New York City’s Daily News reports that people who eat the fish they catch in the city’s polluted waterways could be ingesting a smorgasbord of toxins, including mercury and PCBs. According to the story, health officials haven’t tested the city’s fish in a decade, so the paper decided to do send samples to a lab in Long Island. The results:
The News found the highest levels of mercury and PCBs in a striped bass caught off Gantry Plaza.
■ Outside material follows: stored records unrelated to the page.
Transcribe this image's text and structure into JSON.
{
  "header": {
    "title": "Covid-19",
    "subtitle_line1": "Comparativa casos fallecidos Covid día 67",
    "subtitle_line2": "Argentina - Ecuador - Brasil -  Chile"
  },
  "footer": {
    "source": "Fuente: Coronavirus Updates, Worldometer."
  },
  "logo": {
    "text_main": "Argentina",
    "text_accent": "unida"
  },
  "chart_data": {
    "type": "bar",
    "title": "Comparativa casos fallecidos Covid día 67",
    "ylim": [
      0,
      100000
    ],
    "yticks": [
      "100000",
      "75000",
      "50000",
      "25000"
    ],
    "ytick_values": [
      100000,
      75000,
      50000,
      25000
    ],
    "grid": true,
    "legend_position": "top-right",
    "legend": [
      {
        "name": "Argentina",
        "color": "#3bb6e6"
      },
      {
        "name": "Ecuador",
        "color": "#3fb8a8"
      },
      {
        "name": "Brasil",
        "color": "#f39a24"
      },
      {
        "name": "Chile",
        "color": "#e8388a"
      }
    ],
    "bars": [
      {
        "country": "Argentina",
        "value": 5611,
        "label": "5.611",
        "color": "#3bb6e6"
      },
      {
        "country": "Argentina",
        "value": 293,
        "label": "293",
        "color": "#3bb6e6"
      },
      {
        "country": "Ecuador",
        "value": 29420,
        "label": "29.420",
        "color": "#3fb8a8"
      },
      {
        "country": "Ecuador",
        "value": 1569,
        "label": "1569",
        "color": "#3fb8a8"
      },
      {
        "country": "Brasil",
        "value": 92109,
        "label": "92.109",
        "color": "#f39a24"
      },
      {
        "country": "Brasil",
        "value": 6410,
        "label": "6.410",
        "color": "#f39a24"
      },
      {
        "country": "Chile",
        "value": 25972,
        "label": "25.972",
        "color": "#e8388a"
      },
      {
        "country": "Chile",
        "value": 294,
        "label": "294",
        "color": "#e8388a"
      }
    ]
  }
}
The fish are highly prized among local fishermen for their size and flavor.
Bluefish samples from the Gowanus Harbor off Red Hook, Brooklyn, also had unsafe levels, tests conducted by Long Island Analytical Laboratories in Suffolk County showed.
A winter flounder caught off Hunts Point in the Bronx was slightly cleaner, with elevated levels of mercury but lower amounts of PCBs.
Hard times mean that a free meal is hard to pass up—fishermen at one pier told the Daily News that subsistence fishing has doubled in the past year. All the more troubling, then, that the polluted waters usually aren’t marked: Health advisories about local fish’s toxicity are seldom posted, even in the city’s most popular fishing spots.
Of course the city should post the advisories, but if it does, that won’t necessarily solve the problem. Eating potentially toxic fish vs. going hungry? Talk about a tough choice.